Problematis!!! Demi Hak Anak Longgarkan Aturan Ditengah Pergaulan Bebas


author photo

19 Sep 2022 - 15.10 WIB



Oleh: Fadilah Rahmi, S.Pd
(Guru dan Aktivis Dakwah)

Pendidikan adalah hak setiap warga negara. Namun, apakah siswi yang hamil diluar nikah bahkan melahirkan di sekolah juga layak mendapatkan atau melanjutkan kembali pendidikan?

Dilansir dari KOMPAS.com (10/9/2022), Siswi Sekolah Menengah Atas (SMA) di Jumapolo, Karanganyar yang mengalami kontraksi saat jam pelajaran, akhirnya melahirkan bayi dan dinikahkan. Berdasarkan pengakuan siswi itu, dirinya dihamili oleh pacarnya dari SMA yang berbeda.

Kapolsek Jumapolo AKP Hermawan menjelaskan siswi tersebut mengaku masih ingin melanjutkan pendidikan. Psikolog Anak dan Pendidikan Karina Adistiana mengungkapkan setiap sekolah hendaknya melihat kembali pasal 32 UUD 45 saat akan menjatuhkan sanksi kepada siswi hamil, karena kebanyakan siswi tersebut dikeluarkan dari sekolah (okezone.com).

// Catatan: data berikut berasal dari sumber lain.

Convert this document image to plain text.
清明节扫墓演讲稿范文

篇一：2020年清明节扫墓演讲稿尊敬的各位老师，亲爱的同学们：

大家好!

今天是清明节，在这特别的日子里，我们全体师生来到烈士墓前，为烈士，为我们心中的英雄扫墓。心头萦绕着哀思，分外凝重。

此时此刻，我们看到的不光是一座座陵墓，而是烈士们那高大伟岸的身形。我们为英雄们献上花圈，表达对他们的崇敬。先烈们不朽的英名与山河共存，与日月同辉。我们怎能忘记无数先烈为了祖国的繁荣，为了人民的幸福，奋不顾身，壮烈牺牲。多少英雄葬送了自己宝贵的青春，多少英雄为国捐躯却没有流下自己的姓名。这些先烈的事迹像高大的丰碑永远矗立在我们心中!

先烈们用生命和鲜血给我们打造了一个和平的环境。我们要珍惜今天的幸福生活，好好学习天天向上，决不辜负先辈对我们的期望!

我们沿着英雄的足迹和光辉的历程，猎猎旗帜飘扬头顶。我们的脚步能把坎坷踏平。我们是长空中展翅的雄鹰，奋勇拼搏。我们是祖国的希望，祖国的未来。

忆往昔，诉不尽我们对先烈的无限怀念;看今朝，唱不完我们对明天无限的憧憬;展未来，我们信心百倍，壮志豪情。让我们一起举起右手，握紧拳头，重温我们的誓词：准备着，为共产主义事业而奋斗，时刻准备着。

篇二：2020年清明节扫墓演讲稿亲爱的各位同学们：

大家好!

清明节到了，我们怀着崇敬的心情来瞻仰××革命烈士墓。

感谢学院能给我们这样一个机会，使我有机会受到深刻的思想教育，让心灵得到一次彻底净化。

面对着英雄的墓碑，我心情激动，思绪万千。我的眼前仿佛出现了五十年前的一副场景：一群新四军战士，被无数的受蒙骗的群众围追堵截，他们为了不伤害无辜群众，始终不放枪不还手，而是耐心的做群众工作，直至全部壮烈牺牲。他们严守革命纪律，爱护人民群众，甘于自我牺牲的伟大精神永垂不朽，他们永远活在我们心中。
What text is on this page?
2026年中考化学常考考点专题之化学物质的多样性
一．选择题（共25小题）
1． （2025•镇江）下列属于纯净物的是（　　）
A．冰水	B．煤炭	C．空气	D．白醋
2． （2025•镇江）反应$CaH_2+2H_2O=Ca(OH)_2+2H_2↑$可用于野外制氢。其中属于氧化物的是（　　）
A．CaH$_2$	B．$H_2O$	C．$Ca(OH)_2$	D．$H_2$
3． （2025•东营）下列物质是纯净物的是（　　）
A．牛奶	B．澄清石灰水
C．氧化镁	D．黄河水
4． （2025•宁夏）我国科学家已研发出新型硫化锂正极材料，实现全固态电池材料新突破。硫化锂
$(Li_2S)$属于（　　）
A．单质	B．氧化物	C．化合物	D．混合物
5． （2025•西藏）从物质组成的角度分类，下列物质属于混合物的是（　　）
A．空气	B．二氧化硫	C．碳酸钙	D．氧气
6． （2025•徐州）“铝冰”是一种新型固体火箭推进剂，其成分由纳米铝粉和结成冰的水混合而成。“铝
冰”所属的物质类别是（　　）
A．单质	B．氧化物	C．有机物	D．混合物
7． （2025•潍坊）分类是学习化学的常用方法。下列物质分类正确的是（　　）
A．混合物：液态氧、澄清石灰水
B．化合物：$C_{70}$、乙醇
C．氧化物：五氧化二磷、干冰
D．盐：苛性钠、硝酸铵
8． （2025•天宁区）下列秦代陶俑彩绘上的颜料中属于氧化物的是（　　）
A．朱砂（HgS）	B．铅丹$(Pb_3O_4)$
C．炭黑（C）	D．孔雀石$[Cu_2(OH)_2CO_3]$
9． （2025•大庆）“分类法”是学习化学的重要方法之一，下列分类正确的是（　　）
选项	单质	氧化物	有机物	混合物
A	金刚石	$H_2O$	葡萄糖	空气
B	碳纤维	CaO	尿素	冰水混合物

Inilah buah dari penerapan sistem sekuler-liberal yang mengedepankan kebebasan, memisahkan agama dari kehidupan. Sistem ini akhirnya melahirkan generasi yang hidup bebas tanpa aturan, terjerat pergaulan bebas hingga mengarahkan kepada seks bebas yang menyebabkan maraknya terjadi kasus hamil diluar nikah di kalangan remaja sekolah.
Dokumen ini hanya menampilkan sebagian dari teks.